Les lieux se chargent de la mémoire qu’on y apporte. C’est là tout l’intérêt de la culture, de la transmission, de la poésie. Un pin est un pin. La poussière est la poussière. Le ciel est le ciel. Rien ne pense autour de moi. La brise qui murmure ne chante rien d’autre que le froufrou des aiguilles. Ce que je ressens, qui me submerge, m’enserre, m’appartient et se réverbère autour de moi, dans le paysage qui s’offre bientôt en miroir des sentiments qui m’étreignent. Ce que je suis venu essayer de photographier, c’est justement cette réverbération. Ce reflet de mon émotion sur le miroir du visible. Elle n’est plus que là, ma photographie.

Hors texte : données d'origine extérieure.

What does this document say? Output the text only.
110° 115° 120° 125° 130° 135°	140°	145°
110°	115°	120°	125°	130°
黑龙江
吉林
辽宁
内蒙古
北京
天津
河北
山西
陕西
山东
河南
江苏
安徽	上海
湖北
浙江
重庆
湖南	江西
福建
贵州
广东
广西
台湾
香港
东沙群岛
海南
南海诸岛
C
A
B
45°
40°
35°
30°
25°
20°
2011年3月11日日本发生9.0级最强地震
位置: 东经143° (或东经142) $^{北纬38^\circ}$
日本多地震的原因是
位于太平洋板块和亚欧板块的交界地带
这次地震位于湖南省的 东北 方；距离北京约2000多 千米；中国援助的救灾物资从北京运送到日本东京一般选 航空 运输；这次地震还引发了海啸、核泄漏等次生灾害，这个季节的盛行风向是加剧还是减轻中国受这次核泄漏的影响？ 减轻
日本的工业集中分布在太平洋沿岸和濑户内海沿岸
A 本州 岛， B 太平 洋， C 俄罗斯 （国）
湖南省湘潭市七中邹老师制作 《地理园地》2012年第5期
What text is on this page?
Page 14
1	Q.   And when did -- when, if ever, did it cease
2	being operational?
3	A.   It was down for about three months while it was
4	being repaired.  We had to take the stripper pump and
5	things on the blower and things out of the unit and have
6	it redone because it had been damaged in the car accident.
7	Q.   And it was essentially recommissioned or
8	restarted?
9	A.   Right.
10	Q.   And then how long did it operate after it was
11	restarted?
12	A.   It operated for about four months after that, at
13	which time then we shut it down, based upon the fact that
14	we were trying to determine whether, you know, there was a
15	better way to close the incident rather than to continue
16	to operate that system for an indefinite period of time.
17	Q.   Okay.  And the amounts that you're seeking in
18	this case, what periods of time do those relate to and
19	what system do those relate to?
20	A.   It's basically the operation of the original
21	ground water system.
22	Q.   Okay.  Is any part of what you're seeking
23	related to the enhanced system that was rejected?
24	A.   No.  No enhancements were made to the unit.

Au fond de moi monte une vague. Je perds un peu mon souffle. Comme sur le point de m’évanouir. Alors je m’assieds sur un gradin de pierre et ferme les yeux. Tout ce que j’ai lu, entendu, tous les poèmes de Lorca que j’ai traduits ou chantés, toute la peine et la révolte que ce savoir - dérisoire mais qui est le mien -, remonte à la surface. Le sédiment se soulève. Pourquoi a-t-on tué Lorca? Sa poésie? Ses idées politiques? Son homosexualité? Assurément, je n’en sais rien et je n’ai pas besoin d’en connaître les conditions exactes pour en tirer un enseignement personnel. Il avait choisi la vie poétique et on l’a tué pour cela. Pour son esprit rebelle et facétieux. Pour son insolence. Sa finesse. Son humanisme. L’ombre qui baigne sa poésie a fini par le happer, l’engloutir. Il est l’ombre de son ombre. Tout se mélange, les pins félons tournoient dans l’air capricieux et sonore. Ce que je dois retenir, ce que je suis venu entendre une nouvelle fois ici, c’est qu’il y eut des hommes pour faire ça, pour perpétrer le massacre, pour tuer leurs semblables à cause des idées, des manipulations, de la stupidité, de l’ignorance… Des hommes, oui! Des êtres humains comme moi. La bête n’est pas dans l’autre, elle est dans l’être. Le savoir, lutter en soi contre elle, la chasser, la contraindre au poème, à la culture, à l’éducation, c’est la harceler, la repousser dans son ombre. Elle est immortelle tant qu’il y aura des êtres humains doués d’âme. Il ne faut jamais la laisser en paix. Jamais croire qu’elle est vaincue. Elle est là, tapie, au-dedans. Silencieuse, guetteuse, prête.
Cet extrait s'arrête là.